Despite three Islamist terror attacks in the UK in 2020 – including a Libyan who stabbed three men to death in Reading – only around a quarter of the 113 “distance learning packs” sent to Prevent providers over the next year-and-a-half related to Islamist extremism. The majority, 79, focused on the far-right. 

“The volume of resources devoted to each ideological threat is notably divergent from the UK's current threat assessment,” the report said.

Officials were also hesitant to escalate their concerns about young Muslims at risk of radicalisation for fear of being dubbed Islamophobic, the report says. 

Cases of most concern are supposed to be referred to the more intensive programme known as Channel. But this was not used as effectively as it should have been, according to the report. 

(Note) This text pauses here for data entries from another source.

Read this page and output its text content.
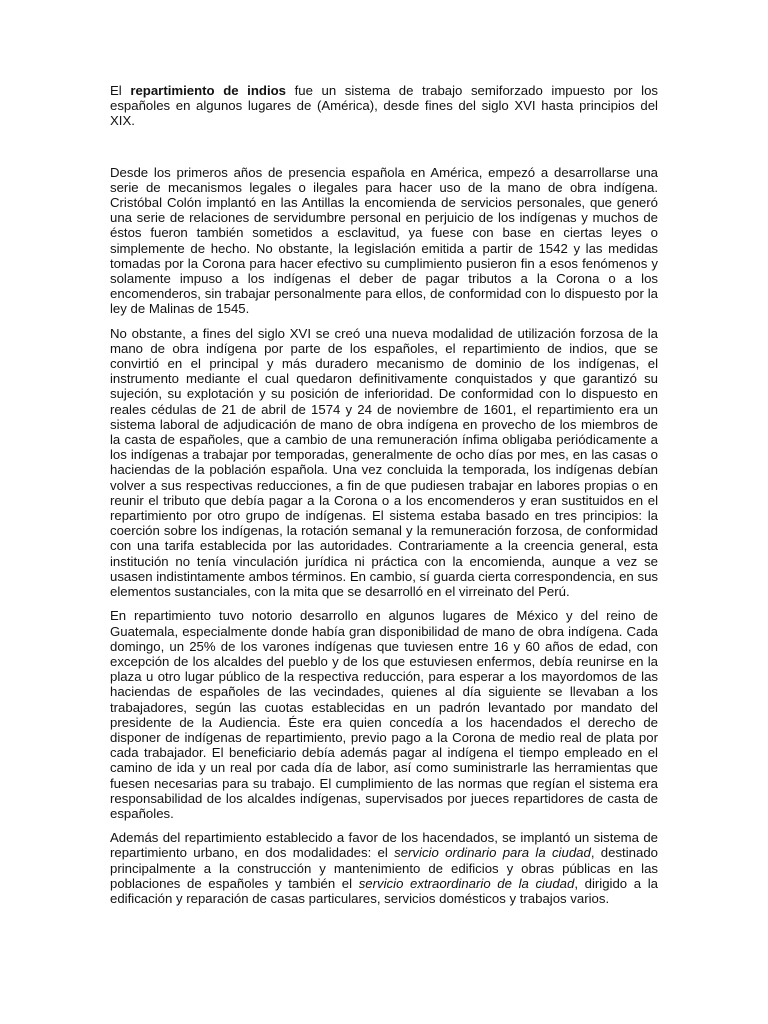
El repartimiento de indios fue un sistema de trabajo semiforzado impuesto por los españoles en algunos lugares de (América), desde fines del siglo XVI hasta principios del XIX.

Desde los primeros años de presencia española en América, empezó a desarrollarse una serie de mecanismos legales o ilegales para hacer uso de la mano de obra indígena. Cristóbal Colón implantó en las Antillas la encomienda de servicios personales, que generó una serie de relaciones de servidumbre personal en perjuicio de los indígenas y muchos de éstos fueron también sometidos a esclavitud, ya fuese con base en ciertas leyes o simplemente de hecho. No obstante, la legislación emitida a partir de 1542 y las medidas tomadas por la Corona para hacer efectivo su cumplimiento pusieron fin a esos fenómenos y solamente impuso a los indígenas el deber de pagar tributos a la Corona o a los encomenderos, sin trabajar personalmente para ellos, de conformidad con lo dispuesto por la ley de Malinas de 1545.

No obstante, a fines del siglo XVI se creó una nueva modalidad de utilización forzosa de la mano de obra indígena por parte de los españoles, el repartimiento de indios, que se convirtió en el principal y más duradero mecanismo de dominio de los indígenas, el instrumento mediante el cual quedaron definitivamente conquistados y que garantizó su sujeción, su explotación y su posición de inferioridad. De conformidad con lo dispuesto en reales cédulas de 21 de abril de 1574 y 24 de noviembre de 1601, el repartimiento era un sistema laboral de adjudicación de mano de obra indígena en provecho de los miembros de la casta de españoles, que a cambio de una remuneración ínfima obligaba periódicamente a los indígenas a trabajar por temporadas, generalmente de ocho días por mes, en las casas o haciendas de la población española. Una vez concluida la temporada, los indígenas debían volver a sus respectivas reducciones, a fin de que pudiesen trabajar en labores propias o en reunir el tributo que debía pagar a la Corona o a los encomenderos y eran sustituidos en el repartimiento por otro grupo de indígenas. El sistema estaba basado en tres principios: la coerción sobre los indígenas, la rotación semanal y la remuneración forzosa, de conformidad con una tarifa establecida por las autoridades. Contrariamente a la creencia general, esta institución no tenía vinculación jurídica ni práctica con la encomienda, aunque a vez se usasen indistintamente ambos términos. En cambio, sí guarda cierta correspondencia, en sus elementos sustanciales, con la mita que se desarrolló en el virreinato del Perú.

En repartimiento tuvo notorio desarrollo en algunos lugares de México y del reino de Guatemala, especialmente donde había gran disponibilidad de mano de obra indígena. Cada domingo, un 25% de los varones indígenas que tuviesen entre 16 y 60 años de edad, con excepción de los alcaldes del pueblo y de los que estuviesen enfermos, debía reunirse en la plaza u otro lugar público de la respectiva reducción, para esperar a los mayordomos de las haciendas de españoles de las vecindades, quienes al día siguiente se llevaban a los trabajadores, según las cuotas establecidas en un padrón levantado por mandato del presidente de la Audiencia. Éste era quien concedía a los hacendados el derecho de disponer de indígenas de repartimiento, previo pago a la Corona de medio real de plata por cada trabajador. El beneficiario debía además pagar al indígena el tiempo empleado en el camino de ida y un real por cada día de labor, así como suministrarle las herramientas que fuesen necesarias para su trabajo. El cumplimiento de las normas que regían el sistema era responsabilidad de los alcaldes indígenas, supervisados por jueces repartidores de casta de españoles.

Además del repartimiento establecido a favor de los hacendados, se implantó un sistema de repartimiento urbano, en dos modalidades: el servicio ordinario para la ciudad, destinado principalmente a la construcción y mantenimiento de edificios y obras públicas en las poblaciones de españoles y también el servicio extraordinario de la ciudad, dirigido a la edificación y reparación de casas particulares, servicios domésticos y trabajos varios.
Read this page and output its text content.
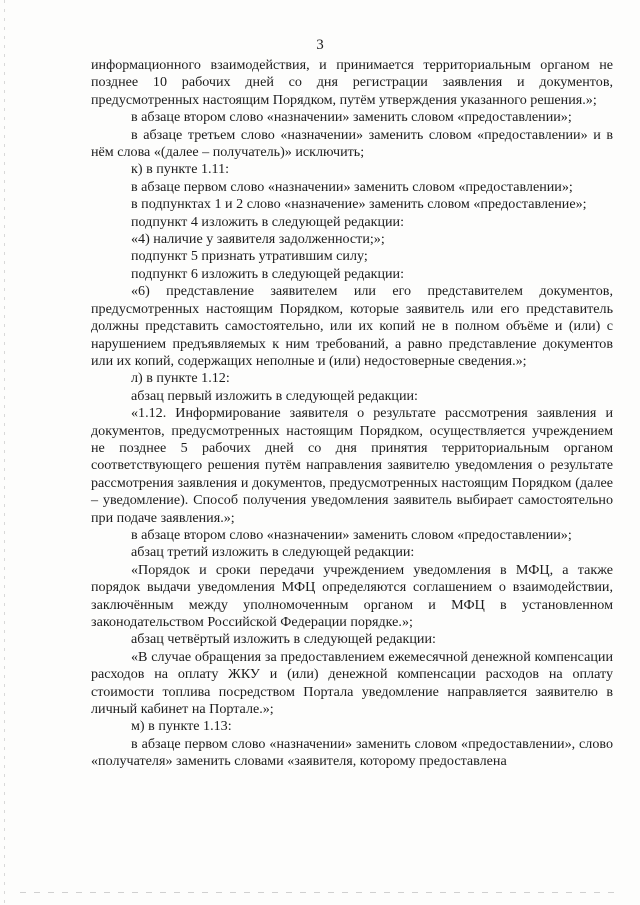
3

информационного взаимодействия, и принимается территориальным органом не позднее 10 рабочих дней со дня регистрации заявления и документов, предусмотренных настоящим Порядком, путём утверждения указанного решения.»;

в абзаце втором слово «назначении» заменить словом «предоставлении»;

в абзаце третьем слово «назначении» заменить словом «предоставлении» и в нём слова «(далее – получатель)» исключить;

к) в пункте 1.11:

в абзаце первом слово «назначении» заменить словом «предоставлении»;

в подпунктах 1 и 2 слово «назначение» заменить словом «предоставление»;

подпункт 4 изложить в следующей редакции:

«4) наличие у заявителя задолженности;»;

подпункт 5 признать утратившим силу;

подпункт 6 изложить в следующей редакции:

«6) представление заявителем или его представителем документов, предусмотренных настоящим Порядком, которые заявитель или его представитель должны представить самостоятельно, или их копий не в полном объёме и (или) с нарушением предъявляемых к ним требований, а равно представление документов или их копий, содержащих неполные и (или) недостоверные сведения.»;

л) в пункте 1.12:

абзац первый изложить в следующей редакции:

«1.12. Информирование заявителя о результате рассмотрения заявления и документов, предусмотренных настоящим Порядком, осуществляется учреждением не позднее 5 рабочих дней со дня принятия территориальным органом соответствующего решения путём направления заявителю уведомления о результате рассмотрения заявления и документов, предусмотренных настоящим Порядком (далее – уведомление). Способ получения уведомления заявитель выбирает самостоятельно при подаче заявления.»;

в абзаце втором слово «назначении» заменить словом «предоставлении»;

абзац третий изложить в следующей редакции:

«Порядок и сроки передачи учреждением уведомления в МФЦ, а также порядок выдачи уведомления МФЦ определяются соглашением о взаимодействии, заключённым между уполномоченным органом и МФЦ в установленном законодательством Российской Федерации порядке.»;

абзац четвёртый изложить в следующей редакции:

«В случае обращения за предоставлением ежемесячной денежной компенсации расходов на оплату ЖКУ и (или) денежной компенсации расходов на оплату стоимости топлива посредством Портала уведомление направляется заявителю в личный кабинет на Портале.»;

м) в пункте 1.13:

в абзаце первом слово «назначении» заменить словом «предоставлении», слово «получателя» заменить словами «заявителя, которому предоставлена
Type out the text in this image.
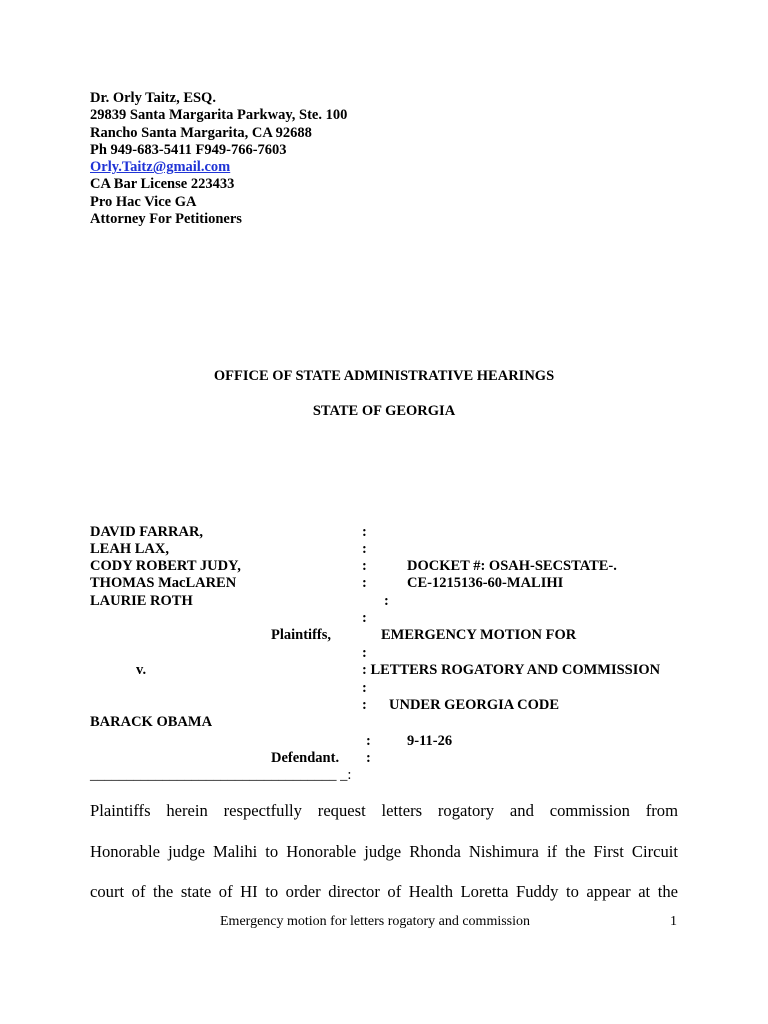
Dr. Orly Taitz, ESQ.
29839 Santa Margarita Parkway, Ste. 100
Rancho Santa Margarita, CA 92688
Ph 949-683-5411 F949-766-7603
Orly.Taitz@gmail.com
CA Bar License 223433
Pro Hac Vice GA
Attorney For Petitioners
OFFICE OF STATE ADMINISTRATIVE HEARINGS
STATE OF GEORGIA
DAVID FARRAR,
LEAH LAX,
CODY ROBERT JUDY,
THOMAS MacLAREN
LAURIE ROTH
:
:
:
:
:
:
:
:
:
:
:
DOCKET #: OSAH-SECSTATE-.
CE-1215136-60-MALIHI
EMERGENCY MOTION FOR
: LETTERS ROGATORY AND COMMISSION
UNDER GEORGIA CODE
9-11-26
Plaintiffs,
v.
BARACK OBAMA
Defendant.
__________________________________ _:
Plaintiffs herein respectfully request letters rogatory and commission from
Honorable judge Malihi to Honorable judge Rhonda Nishimura if the First Circuit
court of the state of HI to order director of Health Loretta Fuddy to appear at the
Emergency motion for letters rogatory and commission	1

“Islamism may be harder for the public sector to identify than other forms of extremism, leading to lower numbers of Islamist-related referrals,” the report says.  

But according to Mr Shawcross, here too “fears of being accused of being racist, anti-Muslim, or culturally-insensitive may inhibit Islamist-related referrals in a way that does not appear to be the case for other types of ideological concern”. 

The same fears were weakening Prevent’s training schemes for public sector staff, the report found. Counter-terrorism experts “have emphasised the difficulty of raising Islamist-related extremism when delivering training at the local level, often finding it to be a sensitive issue when raised with partners,” it says. 

“Research found that there was a sense across the country that the Islamist risk was being underplayed, and local authority staff were sometimes perceived as being unwilling to address Islamist extremism for fear of being accused of racism or cultural insensitivity.” 

Adding to these fears were claims made by Islamists that Prevent amounted to a “conspiracy” against Muslims, and that “the government is pursuing a deliberate policy of attempting to weaken and divide Muslims through direct attacks on a Muslim’s understanding and practice of their religion”. 

Mr Shawcross conceded that he was “pleased to see RICU has produced a number of high quality and detailed research products on Al Qaeda and Islamic State.” However, he points out, “RICU should expand its horizons when it comes to its analysing violent Islamist organisations”. 

Tom Wilson, policy director at the Counter Extremism Group think tank, told the JC: “RICU should be a world-class centre for understanding extremist ideology and how to effectively counter those who radicalise others into terrorism.  

“It is troubling that the Prevent review describes how a lot of RICU’s work has become misdirected towards things that don’t have anything to do with terrorism.  

“Meanwhile, Hamas and Hezbollah have created extensive support networks in the UK. These are proscribed terrorist groups and so RICU and Prevent should be challenging those who support and fund them, in the same way they would supporters of Islamic State.  
“Britain’s counter-terrorism strategy has to be consistent in how it combats terrorist groups.”